I have been overwhelmed with thoughts lately, thoughts about my Faith, my past, my future, etc. But, this is something the Lord was really pointing out to me this morning as I woke up. Part of this I shared at a retreat this weekend, which prompted me to continue to think about.
I went through a period of Spiritual darkness that I allowed to be triggered by other Christians. I had been so deeply hurt, that I said I didn’t think I wanted to be a Christian anymore, which anyone who knows me well, knows that my Faith in God is the cornerstone of my life. But, this was not because I didn’t want to follow Christ, but because I had based my own view of Christianity on other Christians. I resigned myself to the fact that all Christians were hypocritical, backbiting, and legalistic. While this is far from the truth about ALL Christians, I think these are things that ALL humans struggle with. I know it was wrong for me to turn my back on the body of Christ, just because I had been hurt by part of it. But, I was done. I even told my parents, which is rare for me also. I loved the Lord, although I was wondering where He had gone to leave me with this mess. I believed in God and Jesus, I was just fed up with Christianity.
During this period, I had several non-Christians who were so nice, loving, and encouraging. I just kept thinking how wrong it was that I was treated better by non-Christians, than Christians who were supposed to be my family. So, I started living more focused on worldly things, not necessarily bad things, but my heart was in the wrong place. I know it was wrong for me to label all Christians this way, but I was angry, hurt, and it helped me justify my actions.
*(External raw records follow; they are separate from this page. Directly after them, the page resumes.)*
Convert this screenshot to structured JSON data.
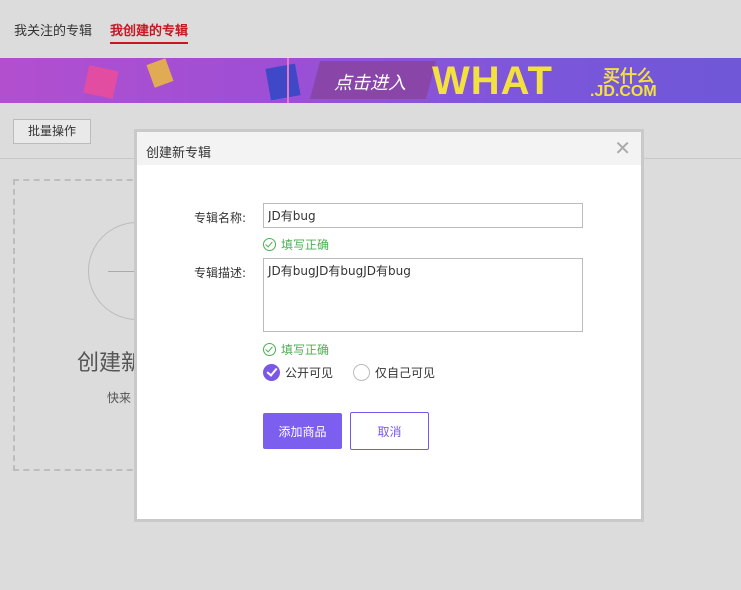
{
  "tabs": {
    "follow": "我关注的专辑",
    "mine": "我创建的专辑"
  },
  "banner": {
    "click_text": "点击进入",
    "what": "WHAT",
    "mai": "买什么",
    "jd": ".JD.COM"
  },
  "toolbar": {
    "batch_label": "批量操作"
  },
  "card": {
    "title": "创建新",
    "desc": "快来"
  },
  "dialog": {
    "title": "创建新专辑",
    "close": "✕",
    "name_label": "专辑名称:",
    "name_value": "JD有bug",
    "name_ok": "填写正确",
    "desc_label": "专辑描述:",
    "desc_value": "JD有bugJD有bugJD有bug",
    "desc_ok": "填写正确",
    "vis_public": "公开可见",
    "vis_private": "仅自己可见",
    "add_label": "添加商品",
    "cancel_label": "取消"
  },
  "colors": {
    "accent": "#7b57e8",
    "ok": "#4caf50",
    "tab_active": "#c81623"
  }
}
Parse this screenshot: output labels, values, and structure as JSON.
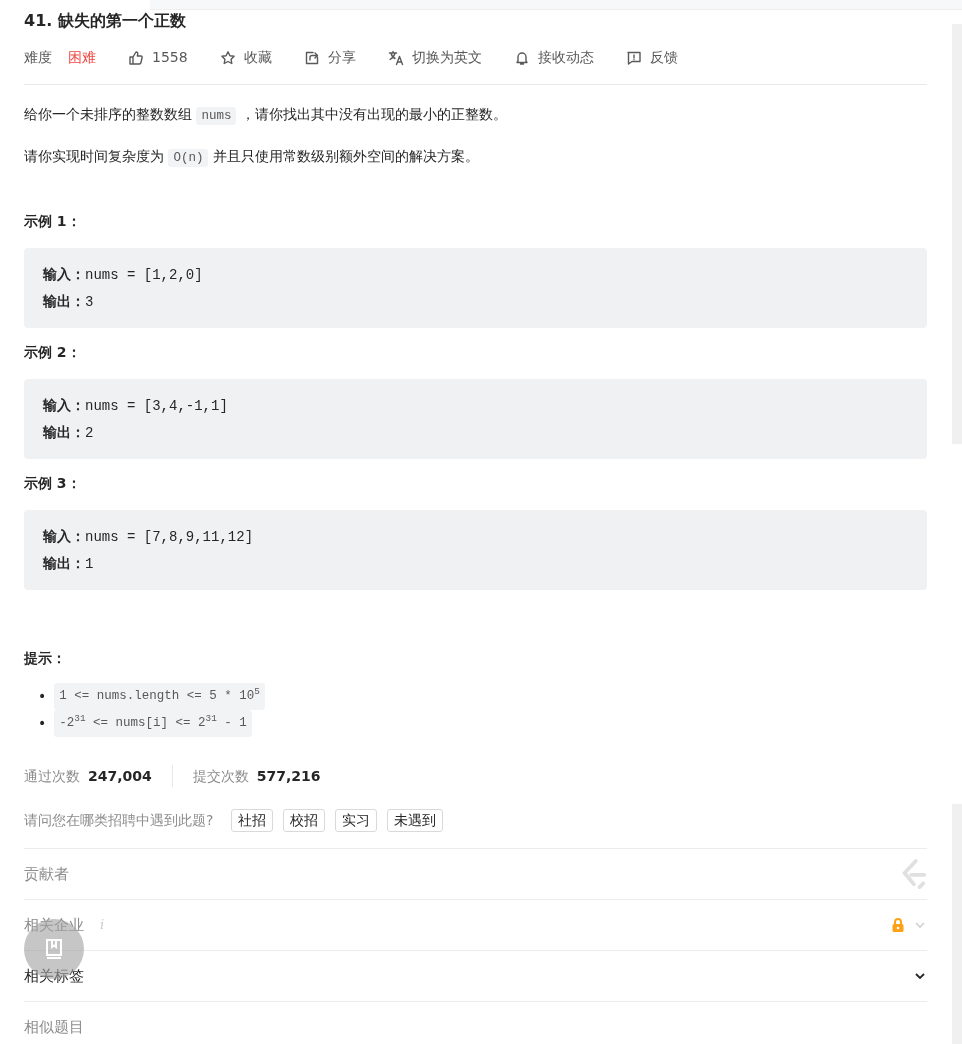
{
  "title": "41. 缺失的第一个正数",
  "meta": {
    "difficulty_label": "难度",
    "difficulty": "困难",
    "likes": "1558",
    "actions": [
      {
        "kind": "star",
        "label": "收藏"
      },
      {
        "kind": "share",
        "label": "分享"
      },
      {
        "kind": "translate",
        "label": "切换为英文"
      },
      {
        "kind": "bell",
        "label": "接收动态"
      },
      {
        "kind": "feedback",
        "label": "反馈"
      }
    ]
  },
  "paragraphs": [
    [
      {
        "text": "给你一个未排序的整数数组 ",
        "code": false
      },
      {
        "text": "nums",
        "code": true
      },
      {
        "text": " ，请你找出其中没有出现的最小的正整数。",
        "code": false
      }
    ],
    [
      {
        "text": "请你实现时间复杂度为 ",
        "code": false
      },
      {
        "text": "O(n)",
        "code": true
      },
      {
        "text": " 并且只使用常数级别额外空间的解决方案。",
        "code": false
      }
    ]
  ],
  "examples": [
    {
      "heading": "示例 1：",
      "input_label": "输入：",
      "input": "nums = [1,2,0]",
      "output_label": "输出：",
      "output": "3"
    },
    {
      "heading": "示例 2：",
      "input_label": "输入：",
      "input": "nums = [3,4,-1,1]",
      "output_label": "输出：",
      "output": "2"
    },
    {
      "heading": "示例 3：",
      "input_label": "输入：",
      "input": "nums = [7,8,9,11,12]",
      "output_label": "输出：",
      "output": "1"
    }
  ],
  "hints": {
    "heading": "提示：",
    "items": [
      {
        "marker": "•",
        "text": "1 <= nums.length <= 5 * 10$^{5}$"
      },
      {
        "marker": "•",
        "text": "-2$^{31}$ <= nums[i] <= 2$^{31}$ - 1"
      }
    ]
  },
  "stats": [
    {
      "label": "通过次数",
      "value": "247,004"
    },
    {
      "label": "提交次数",
      "value": "577,216"
    }
  ],
  "survey": {
    "question": "请问您在哪类招聘中遇到此题?",
    "options": [
      "社招",
      "校招",
      "实习",
      "未遇到"
    ]
  },
  "sections": [
    {
      "kind": "contributors",
      "label": "贡献者",
      "highlighted": false
    },
    {
      "kind": "companies",
      "label": "相关企业",
      "info": "i",
      "highlighted": false,
      "locked": true
    },
    {
      "kind": "tags",
      "label": "相关标签",
      "highlighted": true
    },
    {
      "kind": "similar",
      "label": "相似题目",
      "highlighted": false
    }
  ]
}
I knew the way I was living was wrong, so I kept praying and praying. But, I felt like the Lord was a million miles away and couldn’t even hear what I was saying, or maybe didn’t care. But, I continued to pray. After several months, the Lord really got a hold of my heart, and reminded me of His calling on my life. I was convicted, but it was so cool how he relit a passion in my heart. He lit it brighter than it had ever been before.
After the Lord drew me back to Him, It became very clear that my focus should have been more on my relationship with the Lord in the first place. But, I think that I should also recognize another element of it: I need to make sure that I am not causing others to stumble in their faith, because of my own shortcomings. If I wrong someone, or hurt someone, I need to apologize and let them know that I did the wrong thing. This is easy to say right now…I’m sure it will be much harder when I actually need to do it. I need to remember that as a Christian, I am representing Christ – and that is huge, and that alone should change the way every Christian lives. I may be the only Christian some people see...so am I living like Jesus? Or am I living for myself and the world.